Editas’ founders also have another way of doing this, utilizing enzymes called transcription activator-like effector nucleases, or TALENs, but the company isn’t saying in which cases it might want to use one method over the other as of yet—just that it’s a second potential tool in the toolbox.
Though gene editing may sound similar to gene therapy, Bitterman says that the two approaches are different. Gene therapy uses engineered viruses to deliver healthy genes into a cell to replace faulty or missing ones, and is more limited.
“Gene therapy expresses a fixed copy of a broken gene,” he says. “The difference is the very precise targeting, the ability to actually impact and change or edit a gene in the genome…and to make that very specific change and nothing else.”

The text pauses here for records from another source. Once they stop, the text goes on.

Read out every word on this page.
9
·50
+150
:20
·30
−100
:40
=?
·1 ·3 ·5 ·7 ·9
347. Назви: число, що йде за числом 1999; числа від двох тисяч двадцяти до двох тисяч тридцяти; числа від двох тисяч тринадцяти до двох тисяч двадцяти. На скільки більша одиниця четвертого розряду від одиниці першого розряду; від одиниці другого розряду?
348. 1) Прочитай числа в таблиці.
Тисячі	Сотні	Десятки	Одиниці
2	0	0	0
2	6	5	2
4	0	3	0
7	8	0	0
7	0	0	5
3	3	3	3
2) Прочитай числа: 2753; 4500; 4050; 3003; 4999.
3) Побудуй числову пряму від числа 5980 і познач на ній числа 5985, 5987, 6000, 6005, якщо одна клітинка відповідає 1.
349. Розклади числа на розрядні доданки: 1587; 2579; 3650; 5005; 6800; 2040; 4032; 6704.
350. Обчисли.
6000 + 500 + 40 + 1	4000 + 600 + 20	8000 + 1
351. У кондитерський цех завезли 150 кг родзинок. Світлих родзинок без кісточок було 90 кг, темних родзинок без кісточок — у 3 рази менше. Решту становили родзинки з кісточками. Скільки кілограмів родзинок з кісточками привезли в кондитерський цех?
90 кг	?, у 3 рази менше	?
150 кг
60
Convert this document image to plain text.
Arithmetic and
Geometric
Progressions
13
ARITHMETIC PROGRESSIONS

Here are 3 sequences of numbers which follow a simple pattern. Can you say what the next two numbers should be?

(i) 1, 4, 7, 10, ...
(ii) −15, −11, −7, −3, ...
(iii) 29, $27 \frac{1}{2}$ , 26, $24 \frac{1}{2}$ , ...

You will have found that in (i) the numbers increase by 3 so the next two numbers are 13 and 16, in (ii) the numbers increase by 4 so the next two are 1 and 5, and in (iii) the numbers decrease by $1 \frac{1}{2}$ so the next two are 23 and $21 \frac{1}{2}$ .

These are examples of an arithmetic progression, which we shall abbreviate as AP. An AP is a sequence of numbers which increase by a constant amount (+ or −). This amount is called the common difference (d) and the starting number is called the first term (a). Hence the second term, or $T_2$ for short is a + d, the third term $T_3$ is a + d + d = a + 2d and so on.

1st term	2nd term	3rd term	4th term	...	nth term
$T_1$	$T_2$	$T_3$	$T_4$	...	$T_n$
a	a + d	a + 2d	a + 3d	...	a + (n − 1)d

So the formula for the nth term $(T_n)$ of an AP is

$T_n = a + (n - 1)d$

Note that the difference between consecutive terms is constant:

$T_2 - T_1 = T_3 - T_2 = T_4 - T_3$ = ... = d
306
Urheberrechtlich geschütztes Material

Editas, in theory, could use this system to create a drug that could cure any number of genetic diseases via a one-time fix, and be more flexible than gene therapy or other techniques used to cure a disease on the genetic level. But even so, the challenges, just like gene therapy, are significant. Editas has to figure out a way to safely and effectively deliver a gene-editing drug into the body, something Bitterman acknowledges is one of the big hills the company has to climb. Likely, the drugs will be delivered via injection.
“We can leverage a lot of the work that’s been done in areas like gene therapy and RNA [interference] in terms of the delivery approaches—we don’t need to reinvent the wheel,” he says. “Delivery is something we’re thinking a lot about, [and it’s] an area that our three firms and the team that we’re building knows well.”
Of course, despite its credible backing and lofty goals, Editas is in its infancy and is thus totally unproven. The best proof it has to date is evidence by its founders that the process can be engineered to work in petri dishes with mammalian cells.
Editas has five full-time employees (the goal is to get to 30 workers by the end of year two), doesn’t have an office yet, and still hasn’t decided exactly which diseases it’ll target first. The cash will be used to get the platform ready for prime time, and build out its scientific and operational team so Editas’ technology will be ready to go when the company has a better sense of what its priorities will be in clinical trials.
“It’s really time to step on the accelerator,” Bitterman says.